Weihnachten lenkt unsere Blicke in den Stall zu Bethlehem. Ein Kind ist dort geboren. Vor verdammt langer Zeit, an einem gänzlich unbedeutenden Ort dieser Welt. Engel haben es den Hirten verkündet. Weise sind dem Stern gefolgt. Herodes wollte das Kind töten lassen. Maria und Josef sind nach Ägypten geflohen. Das Gotteskind wird zum Mann und hat eine bewegende Botschaft für die Menschen: Gott ist die Liebe.
Der Geist von Weihnachten ist ein kindlicher Geist. Und manchmal muss man wie ein Kind werden, um etwas zu begreifen. Dieser kindliche Geist setzt uns in Beziehung. Er lässt uns zu Kindern werden. Ergreift dieser Geist unsere Herzen, erblicken wir in Gott unseren Schöpfer. In unseren Herzen sagen wir dann zu Gott “Abba, lieber Vater!” Und genau in diesem Moment spüren wir Weihnachten in unserem Herzen.
Wann immer uns das Kind Gottes begeistert, ist es Zeit zu feiern. Ganz gleich, ob wir hoffnungsvoll oder ängstlich gestimmt sind. Ob wir voller Erwartungen sind oder gerade an einer Enttäuschung leiden. Ob wir zuversichtlich nach vorne schauen oder resigniert in der Vergangenheit hängen. Es gilt zu feiern, dass uns das Gotteskind zu Kindern macht. Zu Kindern Gottes, die gewollt und geliebt, verstanden und geborgen sind.
Zur Freude befreit
Das Gotteskind, einst zum Manne geworden, wird der Welt ein unvergessliches Gleichnis erzählen: Ein Vater – zwei Söhne. Der Jüngere lässt sich auszahlen, sucht die Freiheit, zieht in die Fremde, gibt alles dran, wird mittellos, zum Knecht dekradiert, kehrt nach Hause, erlebt den ihm entgegenkommenden Vater, die ungetrübte Liebe, erhält die Zeichen der Sohnschaft, erlebt das große Fest.
Der Ältere bleibt in der häuslichen Geborgenheit, verrichtet gehorsam seine Arbeit, ist fleißig und bemüht, korrekt und gewissenhaft, lässt sich nichts zuschulden kommen, kommt vom Felde und versteht die Welt nicht mehr.
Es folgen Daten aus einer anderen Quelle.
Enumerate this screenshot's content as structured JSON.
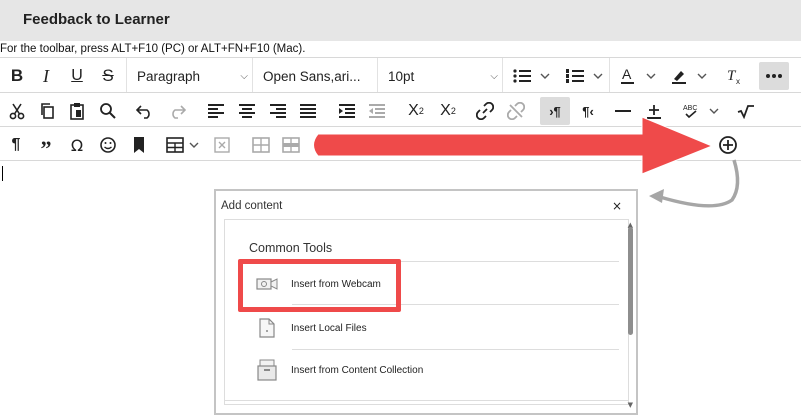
{
  "header": {
    "title": "Feedback to Learner"
  },
  "hint": "For the toolbar, press ALT+F10 (PC) or ALT+FN+F10 (Mac).",
  "toolbar": {
    "block_format": "Paragraph",
    "font_family": "Open Sans,ari...",
    "font_size": "10pt"
  },
  "dialog": {
    "title": "Add content",
    "close": "×",
    "section": "Common Tools",
    "items": [
      {
        "label": "Insert from Webcam",
        "icon": "webcam-icon"
      },
      {
        "label": "Insert Local Files",
        "icon": "file-icon"
      },
      {
        "label": "Insert from Content Collection",
        "icon": "content-collection-icon"
      }
    ]
  },
  "annotations": {
    "arrow_color": "#ef4a4a",
    "highlight_color": "#ef4a4a",
    "curved_arrow_color": "#a6a6a6"
  }
}
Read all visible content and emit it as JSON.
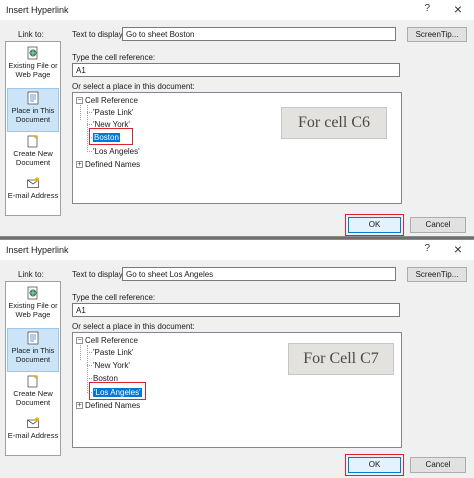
{
  "dialogs": [
    {
      "title": "Insert Hyperlink",
      "help": "?",
      "close": "×",
      "link_to_label": "Link to:",
      "sidebar": [
        {
          "label": "Existing File or Web Page",
          "icon": "globe-file-icon",
          "active": false
        },
        {
          "label": "Place in This Document",
          "icon": "document-icon",
          "active": true
        },
        {
          "label": "Create New Document",
          "icon": "new-document-icon",
          "active": false
        },
        {
          "label": "E-mail Address",
          "icon": "email-icon",
          "active": false
        }
      ],
      "text_to_display_label": "Text to display:",
      "text_to_display_value": "Go to sheet Boston",
      "screentip_label": "ScreenTip...",
      "cell_ref_label": "Type the cell reference:",
      "cell_ref_value": "A1",
      "select_place_label": "Or select a place in this document:",
      "tree": {
        "root": "Cell Reference",
        "items": [
          "'Paste Link'",
          "'New York'",
          "Boston",
          "'Los Angeles'"
        ],
        "selected_index": 2,
        "defined_names": "Defined Names"
      },
      "callout": "For cell C6",
      "ok_label": "OK",
      "cancel_label": "Cancel"
    },
    {
      "title": "Insert Hyperlink",
      "help": "?",
      "close": "×",
      "link_to_label": "Link to:",
      "sidebar": [
        {
          "label": "Existing File or Web Page",
          "icon": "globe-file-icon",
          "active": false
        },
        {
          "label": "Place in This Document",
          "icon": "document-icon",
          "active": true
        },
        {
          "label": "Create New Document",
          "icon": "new-document-icon",
          "active": false
        },
        {
          "label": "E-mail Address",
          "icon": "email-icon",
          "active": false
        }
      ],
      "text_to_display_label": "Text to display:",
      "text_to_display_value": "Go to sheet Los Angeles",
      "screentip_label": "ScreenTip...",
      "cell_ref_label": "Type the cell reference:",
      "cell_ref_value": "A1",
      "select_place_label": "Or select a place in this document:",
      "tree": {
        "root": "Cell Reference",
        "items": [
          "'Paste Link'",
          "'New York'",
          "Boston",
          "'Los Angeles'"
        ],
        "selected_index": 3,
        "defined_names": "Defined Names"
      },
      "callout": "For Cell C7",
      "ok_label": "OK",
      "cancel_label": "Cancel"
    }
  ],
  "colors": {
    "selection": "#0078d7",
    "highlight_box": "#d9262c",
    "active_sidebar": "#cce4f7",
    "callout_bg": "#e4e2de"
  }
}
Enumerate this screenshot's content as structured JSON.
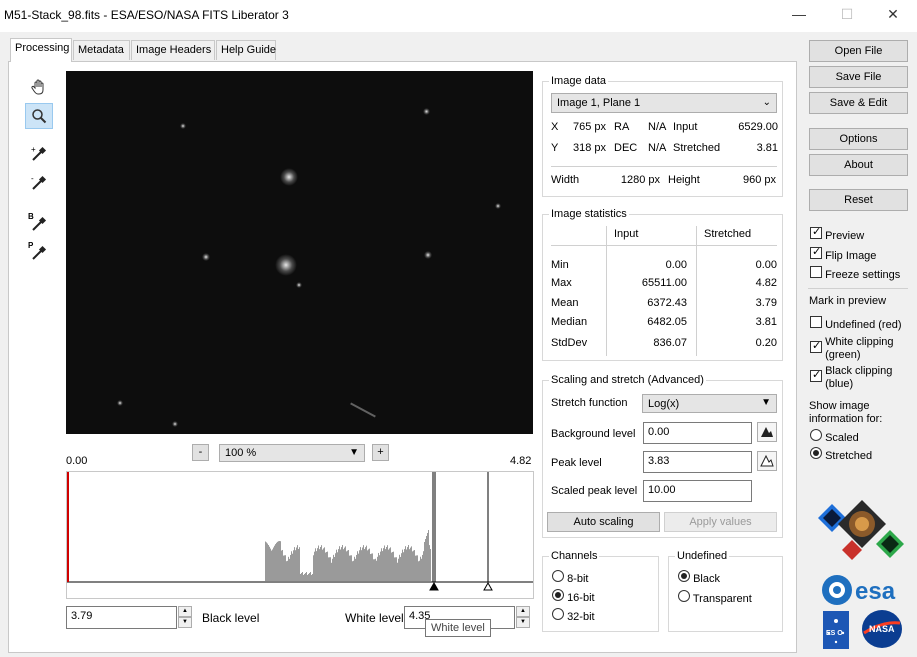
{
  "window": {
    "title": "M51-Stack_98.fits - ESA/ESO/NASA FITS Liberator 3",
    "minimize": "—",
    "maximize": "☐",
    "close": "✕"
  },
  "tabs": [
    "Processing",
    "Metadata",
    "Image Headers",
    "Help Guide"
  ],
  "tools": {
    "hand": "hand-tool",
    "zoom": "zoom-tool",
    "picker_plus": "picker-add-tool",
    "picker_minus": "picker-remove-tool",
    "black_picker_letter": "B",
    "peak_picker_letter": "P"
  },
  "viewer": {
    "zoom_minus": "-",
    "zoom_value": "100 %",
    "zoom_plus": "+",
    "hist_min": "0.00",
    "hist_max": "4.82"
  },
  "levels": {
    "black_value": "3.79",
    "black_label": "Black level",
    "white_label": "White level",
    "white_value": "4.35",
    "tooltip": "White level"
  },
  "image_data": {
    "title": "Image data",
    "plane": "Image 1, Plane 1",
    "x_label": "X",
    "x_value": "765 px",
    "ra_label": "RA",
    "ra_value": "N/A",
    "input_label": "Input",
    "input_value": "6529.00",
    "y_label": "Y",
    "y_value": "318 px",
    "dec_label": "DEC",
    "dec_value": "N/A",
    "stretched_label": "Stretched",
    "stretched_value": "3.81",
    "width_label": "Width",
    "width_value": "1280 px",
    "height_label": "Height",
    "height_value": "960 px"
  },
  "stats": {
    "title": "Image statistics",
    "col_input": "Input",
    "col_stretched": "Stretched",
    "rows": [
      {
        "label": "Min",
        "input": "0.00",
        "stretched": "0.00"
      },
      {
        "label": "Max",
        "input": "65511.00",
        "stretched": "4.82"
      },
      {
        "label": "Mean",
        "input": "6372.43",
        "stretched": "3.79"
      },
      {
        "label": "Median",
        "input": "6482.05",
        "stretched": "3.81"
      },
      {
        "label": "StdDev",
        "input": "836.07",
        "stretched": "0.20"
      }
    ]
  },
  "scaling": {
    "title": "Scaling and stretch (Advanced)",
    "stretch_label": "Stretch function",
    "stretch_value": "Log(x)",
    "background_label": "Background level",
    "background_value": "0.00",
    "peak_label": "Peak level",
    "peak_value": "3.83",
    "scaled_peak_label": "Scaled peak level",
    "scaled_peak_value": "10.00",
    "auto_btn": "Auto scaling",
    "apply_btn": "Apply values"
  },
  "channels": {
    "title": "Channels",
    "options": [
      "8-bit",
      "16-bit",
      "32-bit"
    ],
    "selected": "16-bit"
  },
  "undefined": {
    "title": "Undefined",
    "options": [
      "Black",
      "Transparent"
    ],
    "selected": "Black"
  },
  "sidebar": {
    "open_file": "Open File",
    "save_file": "Save File",
    "save_edit": "Save & Edit",
    "options": "Options",
    "about": "About",
    "reset": "Reset",
    "preview": "Preview",
    "flip": "Flip Image",
    "freeze": "Freeze settings",
    "mark_title": "Mark in preview",
    "undefined_red": "Undefined (red)",
    "white_clip_1": "White clipping",
    "white_clip_2": "(green)",
    "black_clip_1": "Black clipping",
    "black_clip_2": "(blue)",
    "show_info_1": "Show image",
    "show_info_2": "information for:",
    "scaled": "Scaled",
    "stretched": "Stretched",
    "esa_text": "esa",
    "eso_text": "ES O",
    "nasa_text": "NASA"
  },
  "colors": {
    "histogram_bar": "#9a9a9a",
    "accent_selected": "#cce4f7",
    "clip_red": "#d00000"
  }
}
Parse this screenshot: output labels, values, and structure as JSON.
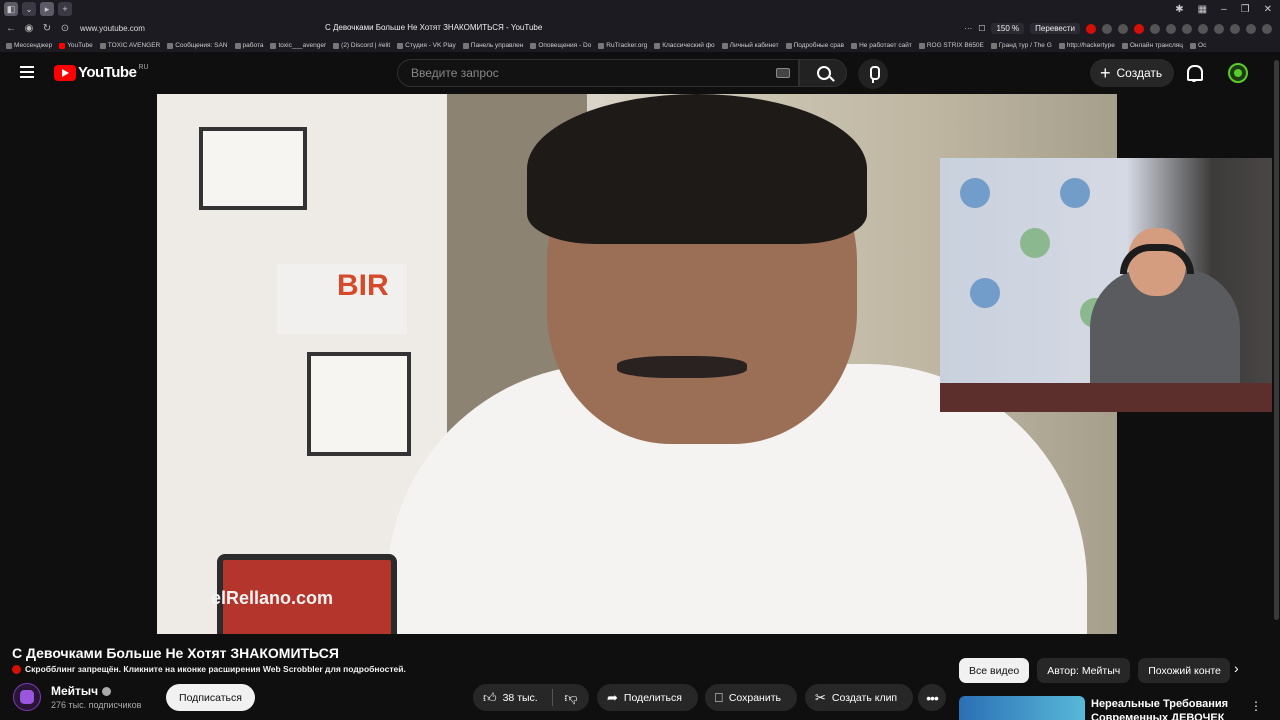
{
  "browser": {
    "url": "www.youtube.com",
    "tab_title": "С Девочками Больше Не Хотят ЗНАКОМИТЬСЯ - YouTube",
    "zoom": "150 %",
    "translate_label": "Перевести",
    "bookmarks": [
      "Мессенджер",
      "YouTube",
      "TOXIC AVENGER",
      "Сообщения: SAN",
      "работа",
      "toxic___avenger",
      "(2) Discord | #elit",
      "Студия - VK Play",
      "Панель управлен",
      "Оповещения - Do",
      "RuTracker.org",
      "Классический фо",
      "Личный кабинет",
      "Подробные срав",
      "Не работает сайт",
      "ROG STRIX B650E",
      "Гранд тур / The G",
      "http://hackertype",
      "Онлайн трансляц",
      "Ос"
    ]
  },
  "header": {
    "logo_text": "YouTube",
    "logo_country": "RU",
    "search_placeholder": "Введите запрос",
    "create_label": "Создать"
  },
  "video": {
    "watermark": "elRellano.com",
    "sign_text": "BIR"
  },
  "meta": {
    "title": "С Девочками Больше Не Хотят ЗНАКОМИТЬСЯ",
    "scrobble_notice": "Скробблинг запрещён. Кликните на иконке расширения Web Scrobbler для подробностей.",
    "channel_name": "Мейтыч",
    "subscribers": "276 тыс. подписчиков",
    "subscribe_label": "Подписаться",
    "likes": "38 тыс.",
    "share_label": "Поделиться",
    "save_label": "Сохранить",
    "clip_label": "Создать клип",
    "more_label": "•••"
  },
  "sidebar": {
    "chips": [
      "Все видео",
      "Автор: Мейтыч",
      "Похожий конте"
    ],
    "recommended": {
      "title": "Нереальные Требования Современных ДЕВОЧЕК"
    }
  },
  "colors": {
    "background": "#0f0f0f",
    "brand": "#ff0000",
    "pill": "#272727"
  }
}
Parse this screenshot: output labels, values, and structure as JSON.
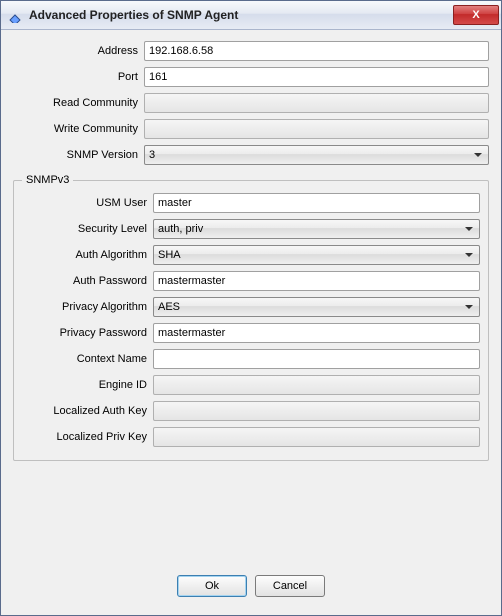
{
  "window": {
    "title": "Advanced Properties of SNMP Agent"
  },
  "labels": {
    "address": "Address",
    "port": "Port",
    "read_community": "Read Community",
    "write_community": "Write Community",
    "snmp_version": "SNMP Version",
    "snmpv3_legend": "SNMPv3",
    "usm_user": "USM User",
    "security_level": "Security Level",
    "auth_algorithm": "Auth Algorithm",
    "auth_password": "Auth Password",
    "privacy_algorithm": "Privacy Algorithm",
    "privacy_password": "Privacy Password",
    "context_name": "Context Name",
    "engine_id": "Engine ID",
    "localized_auth_key": "Localized Auth Key",
    "localized_priv_key": "Localized Priv Key"
  },
  "values": {
    "address": "192.168.6.58",
    "port": "161",
    "read_community": "",
    "write_community": "",
    "snmp_version": "3",
    "usm_user": "master",
    "security_level": "auth, priv",
    "auth_algorithm": "SHA",
    "auth_password": "mastermaster",
    "privacy_algorithm": "AES",
    "privacy_password": "mastermaster",
    "context_name": "",
    "engine_id": "",
    "localized_auth_key": "",
    "localized_priv_key": ""
  },
  "buttons": {
    "ok": "Ok",
    "cancel": "Cancel",
    "close": "X"
  }
}
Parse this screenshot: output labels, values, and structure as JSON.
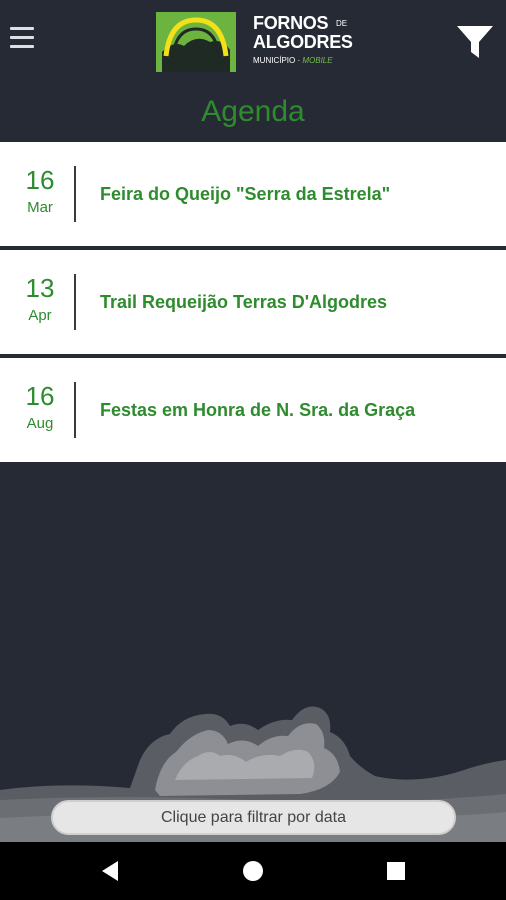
{
  "header": {
    "logo_line1": "FORNOS",
    "logo_de": "DE",
    "logo_line2": "ALGODRES",
    "logo_sub": "MUNICÍPIO",
    "logo_mobile": "MOBILE",
    "menu_icon": "hamburger-menu-icon",
    "filter_icon": "funnel-filter-icon"
  },
  "page_title": "Agenda",
  "events": [
    {
      "day": "16",
      "month": "Mar",
      "title": "Feira do Queijo \"Serra da Estrela\""
    },
    {
      "day": "13",
      "month": "Apr",
      "title": "Trail Requeijão Terras D'Algodres"
    },
    {
      "day": "16",
      "month": "Aug",
      "title": "Festas em Honra de N. Sra. da Graça"
    }
  ],
  "filter_bar": {
    "label": "Clique para filtrar por data"
  },
  "navbar": {
    "back_icon": "back-triangle-icon",
    "home_icon": "home-circle-icon",
    "recents_icon": "recents-square-icon"
  },
  "colors": {
    "accent": "#2e8b2e",
    "background": "#252a35",
    "card": "#ffffff"
  }
}
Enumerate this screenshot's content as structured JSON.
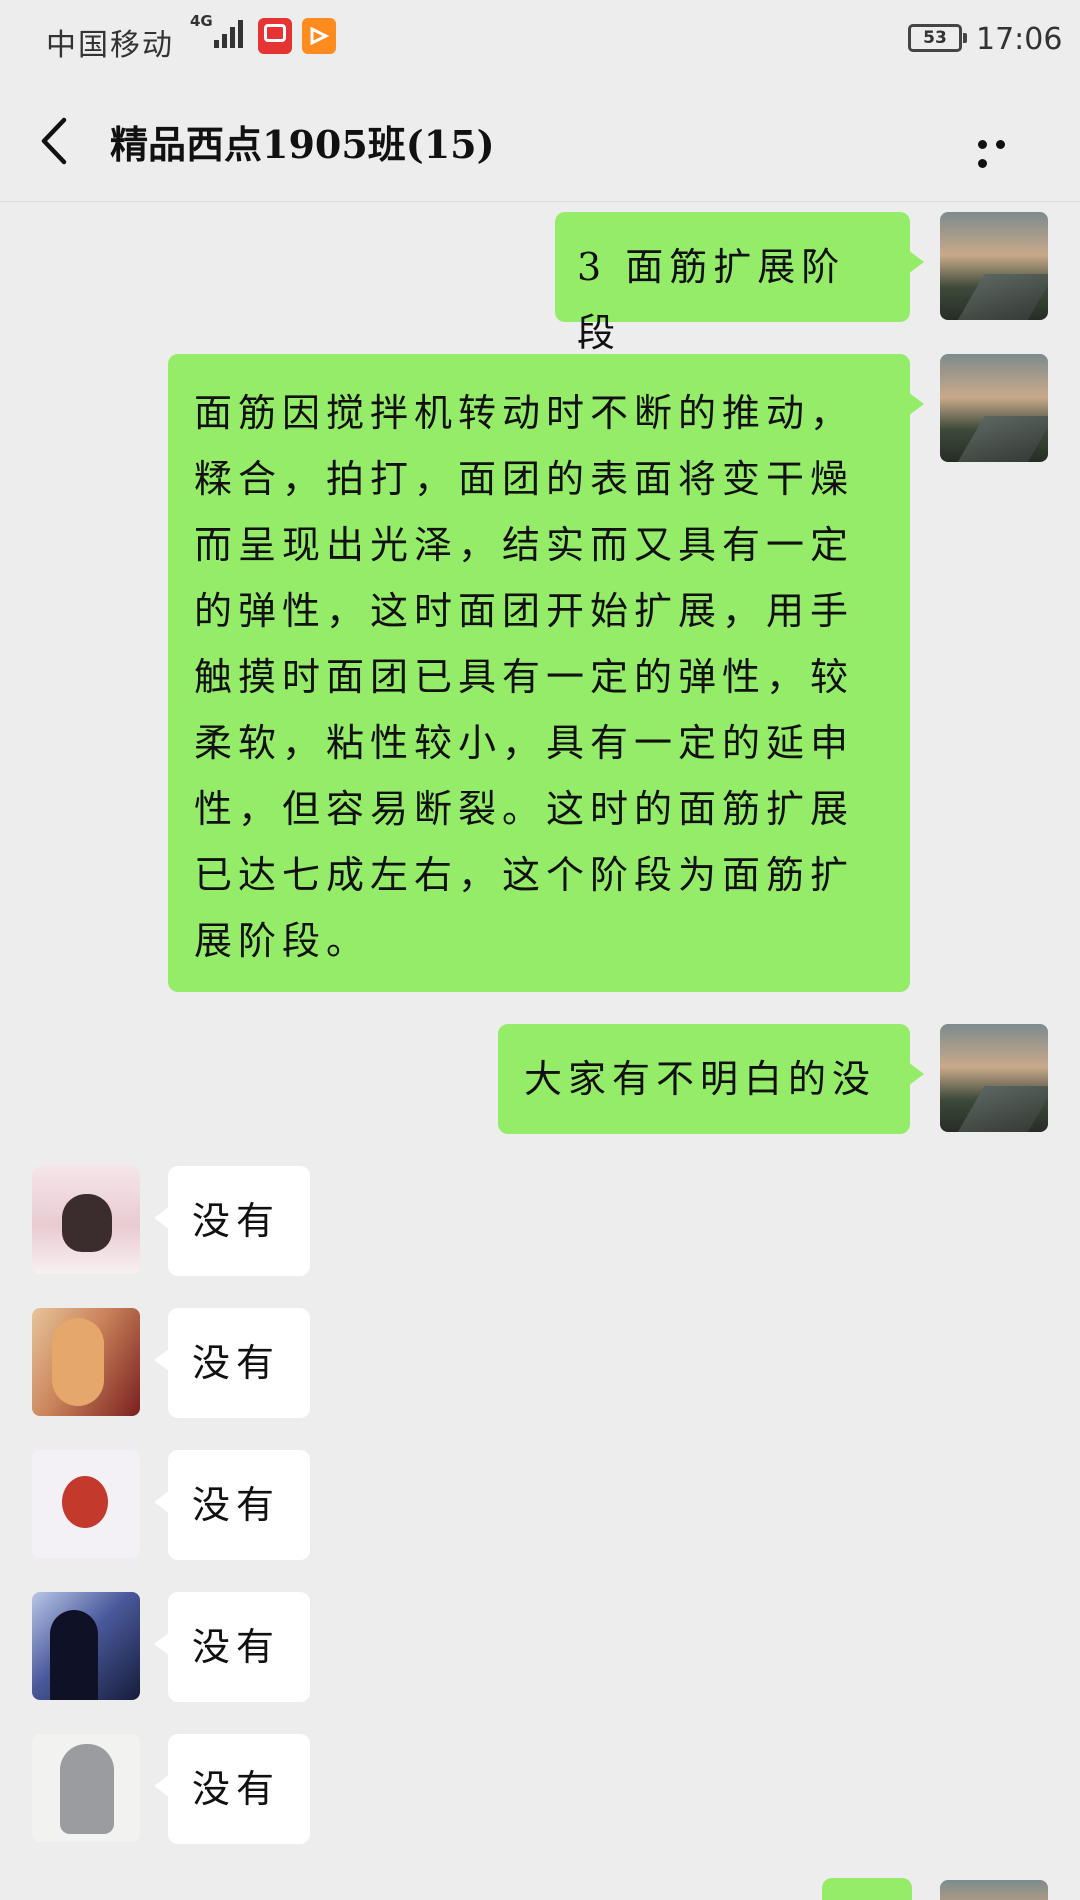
{
  "status_bar": {
    "carrier": "中国移动",
    "network": "4G",
    "battery": "53",
    "time": "17:06",
    "icons": [
      "signal-icon",
      "video-app-icon",
      "player-app-icon"
    ]
  },
  "header": {
    "title": "精品西点1905班(15)",
    "back_icon": "chevron-left-icon",
    "more_icon": "more-dots-icon"
  },
  "messages": [
    {
      "side": "out",
      "text": "3 面筋扩展阶段"
    },
    {
      "side": "out",
      "lines": [
        "面筋因搅拌机转动时不断的推动，",
        "糅合，拍打，面团的表面将变干燥",
        "而呈现出光泽，结实而又具有一定",
        "的弹性，这时面团开始扩展，用手",
        "触摸时面团已具有一定的弹性，较",
        "柔软，粘性较小，具有一定的延申",
        "性，但容易断裂。这时的面筋扩展",
        "已达七成左右，这个阶段为面筋扩",
        "展阶段。"
      ]
    },
    {
      "side": "out",
      "text": "大家有不明白的没"
    },
    {
      "side": "in",
      "text": "没有"
    },
    {
      "side": "in",
      "text": "没有"
    },
    {
      "side": "in",
      "text": "没有"
    },
    {
      "side": "in",
      "text": "没有"
    },
    {
      "side": "in",
      "text": "没有"
    }
  ],
  "colors": {
    "background": "#ededed",
    "outgoing_bubble": "#95ec69",
    "incoming_bubble": "#ffffff"
  }
}
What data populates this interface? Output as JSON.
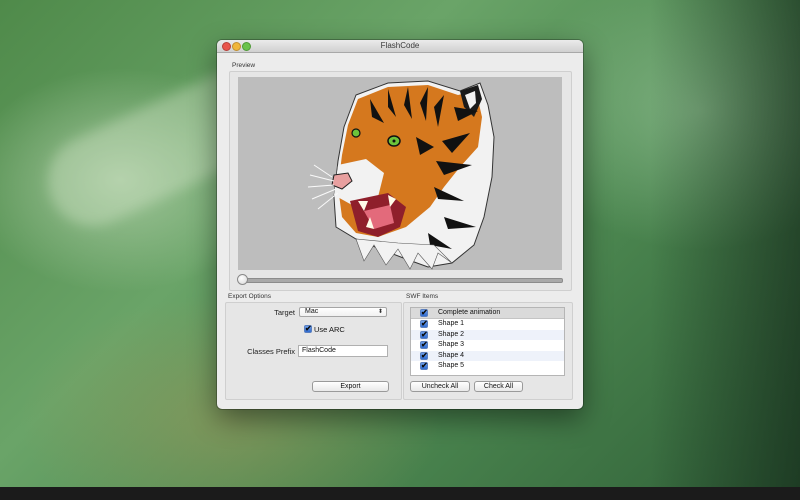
{
  "window": {
    "title": "FlashCode"
  },
  "preview": {
    "label": "Preview",
    "slider_value": 0
  },
  "export_options": {
    "label": "Export Options",
    "target_label": "Target",
    "target_value": "Mac",
    "use_arc_label": "Use ARC",
    "use_arc_checked": true,
    "classes_prefix_label": "Classes Prefix",
    "classes_prefix_value": "FlashCode",
    "export_button": "Export"
  },
  "swf_items": {
    "label": "SWF Items",
    "items": [
      {
        "label": "Complete animation",
        "checked": true
      },
      {
        "label": "Shape 1",
        "checked": true
      },
      {
        "label": "Shape 2",
        "checked": true
      },
      {
        "label": "Shape 3",
        "checked": true
      },
      {
        "label": "Shape 4",
        "checked": true
      },
      {
        "label": "Shape 5",
        "checked": true
      }
    ],
    "uncheck_all_button": "Uncheck All",
    "check_all_button": "Check All"
  },
  "icons": {
    "checkmark": "✔",
    "popup_arrows": "⬍"
  },
  "colors": {
    "accent_blue": "#2f6bd0",
    "tiger_orange": "#d5781e",
    "preview_bg": "#bdbdbd"
  }
}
Er sieht die Freude des Vaters und das Fest für den Bruder und grollt eifersüchtig. Also bleibt der ältere Sohn draußen, weigert sich zu freuen und mitzufeiern.
Eine gegenteilige Bewegung ist in diesem Gleichnis offenkundig: Der jüngere Sohn kehrt aus der Knechtschaft in die Kindschaft nach Hause. Des älteren Sohnes Kindschaft erweist sich dagegen als Knechtschaft, indem er draußen bleibt. Ihm fehlt noch die Reife, und vielleicht braucht das noch eine gewisse Zeit. Er will jetzt die Güte des Vaters nicht akzeptieren. Und deshalb kann er sich weder freuen noch mitfeiern.
Gott will mit uns Weihnachten feiern. Was steht dem im Wege? Was hindert uns daran? Es ist nicht jedermanns/-frau Sache, sich einladen zu lassen. Noch schwieriger mag es sein, sich gar beschenken zu lassen. Da gibt es innere Widerstände, die in die Ablehnung treiben. Es werden Argumente gegen das Weihnachtsfest formuliert und in Stein gemeißelt. Die Gefühle blockieren, das Herz verschließt sich.
Weihnachten kann schrecklich misslingen. Wenn die Erwartungen, die wir uns selbst setzen, zu hoch sind. Wenn wir uns überfordern mit dem Gedanken, es allen recht zu machen. Wenn wir nur angenehme Gefühle zulassen wollen und enttäuscht werden. Wenn wir selbst Weihnachten “machen” wollen. Wenn wir nur auf Äußerlichkeiten schauen. Doch lassen wir uns einladen. Lassen wir uns beschenken von dem Gotteskind.
Kommt und seht
Weihnachten lässt die Güte Gottes Kind werden. “In Windeln gewickelt und in einer Krippe liegen.” Die Güte, die sich in diesem Kind zeigt, ist die Liebe, die es in uns zu wecken vermag. Wer diesem Kind begegnet, wird das erfahren. Da ist kein Machtwort, das uns vorschreibt, was wir zu tun haben. Keine Vorschrift, wie wir Weihnachten zu feiern haben. Kein Gesetz, das unsere gewollte Freiheit einschränken will.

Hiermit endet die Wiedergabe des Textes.